Mothers should be honest with their providers regarding their mental health, too. Dr. Selander says it’s common for women to experience the “baby blues” about two weeks after delivery, and some women can develop persistent postpartum depression.
“Hormonal changes, not sleeping well and, unfortunately, not eating well and trying to figure out how to manage a new baby can cause mental health problems for a new mom,” Dr. Selander says.
Mothers who struggle with mood swings, panic attacks, insomnia, fear, anxiety and feelings of hopelessness shouldn’t be afraid to have an open and honest conversation with her health care provider.
“We’re there to treat you and help you,” Dr. Selander says. “That’s an important thing for people to understand.”
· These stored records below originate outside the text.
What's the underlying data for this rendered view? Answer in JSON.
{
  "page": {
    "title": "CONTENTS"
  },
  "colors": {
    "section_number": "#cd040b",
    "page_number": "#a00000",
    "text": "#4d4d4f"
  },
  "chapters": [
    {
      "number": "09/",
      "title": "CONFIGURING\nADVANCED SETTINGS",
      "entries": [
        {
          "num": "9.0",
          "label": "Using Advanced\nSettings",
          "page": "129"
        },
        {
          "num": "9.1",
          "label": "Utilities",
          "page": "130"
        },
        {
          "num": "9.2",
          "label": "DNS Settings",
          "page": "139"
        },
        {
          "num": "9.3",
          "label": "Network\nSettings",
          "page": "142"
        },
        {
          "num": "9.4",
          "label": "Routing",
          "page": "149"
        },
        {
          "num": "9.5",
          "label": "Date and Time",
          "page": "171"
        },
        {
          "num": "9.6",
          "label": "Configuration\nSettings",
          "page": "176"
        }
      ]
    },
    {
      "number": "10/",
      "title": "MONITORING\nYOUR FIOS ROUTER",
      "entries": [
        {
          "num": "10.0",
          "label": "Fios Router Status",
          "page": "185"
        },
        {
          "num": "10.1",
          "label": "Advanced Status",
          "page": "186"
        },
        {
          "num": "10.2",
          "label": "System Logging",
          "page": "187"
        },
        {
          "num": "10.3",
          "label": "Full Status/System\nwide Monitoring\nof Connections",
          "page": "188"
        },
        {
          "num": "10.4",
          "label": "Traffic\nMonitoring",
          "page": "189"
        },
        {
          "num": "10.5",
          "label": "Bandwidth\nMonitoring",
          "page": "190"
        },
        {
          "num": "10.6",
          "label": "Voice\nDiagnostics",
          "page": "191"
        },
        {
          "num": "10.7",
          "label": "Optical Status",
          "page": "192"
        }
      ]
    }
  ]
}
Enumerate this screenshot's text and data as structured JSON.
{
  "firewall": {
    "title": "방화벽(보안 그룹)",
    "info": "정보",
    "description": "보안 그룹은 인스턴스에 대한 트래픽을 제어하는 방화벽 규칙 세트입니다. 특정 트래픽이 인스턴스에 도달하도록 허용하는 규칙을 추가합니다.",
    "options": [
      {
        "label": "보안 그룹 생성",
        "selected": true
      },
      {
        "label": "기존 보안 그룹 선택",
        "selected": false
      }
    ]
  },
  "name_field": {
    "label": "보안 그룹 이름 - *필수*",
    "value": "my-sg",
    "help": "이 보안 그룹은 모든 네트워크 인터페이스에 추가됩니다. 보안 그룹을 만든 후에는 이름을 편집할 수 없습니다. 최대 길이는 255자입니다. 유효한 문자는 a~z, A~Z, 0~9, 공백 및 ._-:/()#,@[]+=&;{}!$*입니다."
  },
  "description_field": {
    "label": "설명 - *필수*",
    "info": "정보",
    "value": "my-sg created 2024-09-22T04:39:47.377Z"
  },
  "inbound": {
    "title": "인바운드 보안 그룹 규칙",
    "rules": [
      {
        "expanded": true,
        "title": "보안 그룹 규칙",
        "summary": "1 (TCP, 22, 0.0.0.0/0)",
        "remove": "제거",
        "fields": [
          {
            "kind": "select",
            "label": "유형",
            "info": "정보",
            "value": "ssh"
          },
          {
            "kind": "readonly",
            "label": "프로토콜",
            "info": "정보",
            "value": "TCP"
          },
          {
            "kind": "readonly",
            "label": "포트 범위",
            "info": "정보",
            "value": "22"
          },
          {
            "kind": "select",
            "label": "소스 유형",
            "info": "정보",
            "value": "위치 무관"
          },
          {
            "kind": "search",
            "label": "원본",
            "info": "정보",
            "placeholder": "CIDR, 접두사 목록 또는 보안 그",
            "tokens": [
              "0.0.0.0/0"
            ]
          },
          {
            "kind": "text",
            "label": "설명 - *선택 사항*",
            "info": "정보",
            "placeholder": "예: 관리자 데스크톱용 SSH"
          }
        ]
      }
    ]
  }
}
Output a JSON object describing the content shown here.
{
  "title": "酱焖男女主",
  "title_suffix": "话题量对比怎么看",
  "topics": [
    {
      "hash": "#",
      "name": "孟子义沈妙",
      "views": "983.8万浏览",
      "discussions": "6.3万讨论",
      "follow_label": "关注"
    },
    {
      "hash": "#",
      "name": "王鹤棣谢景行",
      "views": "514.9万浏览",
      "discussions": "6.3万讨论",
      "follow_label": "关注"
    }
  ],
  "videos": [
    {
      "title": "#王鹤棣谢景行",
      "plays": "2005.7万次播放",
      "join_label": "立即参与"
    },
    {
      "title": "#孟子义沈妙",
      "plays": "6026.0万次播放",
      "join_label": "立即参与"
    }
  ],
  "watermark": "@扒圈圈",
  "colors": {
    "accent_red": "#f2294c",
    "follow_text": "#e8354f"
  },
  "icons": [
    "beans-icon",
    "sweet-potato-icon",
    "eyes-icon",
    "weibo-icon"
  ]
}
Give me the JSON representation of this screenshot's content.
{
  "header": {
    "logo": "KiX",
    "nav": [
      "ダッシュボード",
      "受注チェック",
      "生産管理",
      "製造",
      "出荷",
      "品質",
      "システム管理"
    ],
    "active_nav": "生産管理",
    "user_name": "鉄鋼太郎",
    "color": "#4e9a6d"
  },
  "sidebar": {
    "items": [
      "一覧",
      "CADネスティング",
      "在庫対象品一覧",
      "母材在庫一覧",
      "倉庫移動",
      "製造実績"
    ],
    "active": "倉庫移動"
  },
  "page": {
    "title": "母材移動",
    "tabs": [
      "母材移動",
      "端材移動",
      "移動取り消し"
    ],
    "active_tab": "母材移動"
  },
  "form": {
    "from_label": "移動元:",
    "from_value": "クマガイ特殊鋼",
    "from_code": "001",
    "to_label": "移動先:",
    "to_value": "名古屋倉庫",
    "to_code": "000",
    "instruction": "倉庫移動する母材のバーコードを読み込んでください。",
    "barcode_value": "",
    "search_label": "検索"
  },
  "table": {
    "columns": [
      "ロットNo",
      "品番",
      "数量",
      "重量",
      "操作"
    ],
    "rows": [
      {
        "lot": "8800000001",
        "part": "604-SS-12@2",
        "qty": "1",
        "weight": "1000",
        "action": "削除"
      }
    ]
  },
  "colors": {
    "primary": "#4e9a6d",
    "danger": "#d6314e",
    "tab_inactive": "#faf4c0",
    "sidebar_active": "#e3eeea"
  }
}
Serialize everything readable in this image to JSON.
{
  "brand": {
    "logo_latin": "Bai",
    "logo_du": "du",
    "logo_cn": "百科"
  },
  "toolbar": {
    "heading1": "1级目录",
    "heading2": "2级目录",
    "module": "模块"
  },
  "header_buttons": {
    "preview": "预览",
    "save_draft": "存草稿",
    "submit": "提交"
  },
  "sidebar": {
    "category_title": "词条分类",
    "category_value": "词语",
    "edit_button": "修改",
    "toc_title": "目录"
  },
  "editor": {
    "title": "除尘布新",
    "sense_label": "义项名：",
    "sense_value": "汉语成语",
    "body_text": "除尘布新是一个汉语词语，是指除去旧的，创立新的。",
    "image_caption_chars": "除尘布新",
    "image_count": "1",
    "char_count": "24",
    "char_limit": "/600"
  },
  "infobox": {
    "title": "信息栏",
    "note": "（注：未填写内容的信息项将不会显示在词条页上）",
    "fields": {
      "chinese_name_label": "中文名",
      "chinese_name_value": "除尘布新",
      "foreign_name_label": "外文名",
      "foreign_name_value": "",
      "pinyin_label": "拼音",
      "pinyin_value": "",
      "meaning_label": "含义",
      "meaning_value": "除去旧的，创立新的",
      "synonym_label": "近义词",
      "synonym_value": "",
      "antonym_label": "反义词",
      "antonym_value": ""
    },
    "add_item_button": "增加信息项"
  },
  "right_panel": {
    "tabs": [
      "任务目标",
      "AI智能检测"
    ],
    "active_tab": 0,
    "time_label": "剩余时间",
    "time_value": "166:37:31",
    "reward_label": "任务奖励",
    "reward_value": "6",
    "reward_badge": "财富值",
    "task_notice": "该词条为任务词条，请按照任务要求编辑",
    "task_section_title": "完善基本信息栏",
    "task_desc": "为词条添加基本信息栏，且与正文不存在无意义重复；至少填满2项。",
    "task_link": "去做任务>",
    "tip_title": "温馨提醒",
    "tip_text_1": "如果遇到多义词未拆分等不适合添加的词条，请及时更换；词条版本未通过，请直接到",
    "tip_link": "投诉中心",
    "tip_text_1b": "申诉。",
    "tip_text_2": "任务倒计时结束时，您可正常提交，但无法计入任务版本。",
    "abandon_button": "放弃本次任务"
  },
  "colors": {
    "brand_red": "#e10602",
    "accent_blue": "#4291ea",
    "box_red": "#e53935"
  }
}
Even though it’s often difficult to get the baby and older kids packed up and out the door for a postpartum doctor’s visit, it’s extremely important women make their own health a priority.
“The evidence is clearly showing an increased risk of maternal morbidity and mortality, so it is very important that we put it out there that women need to take care of themselves after they give birth,” Dr. Carter says.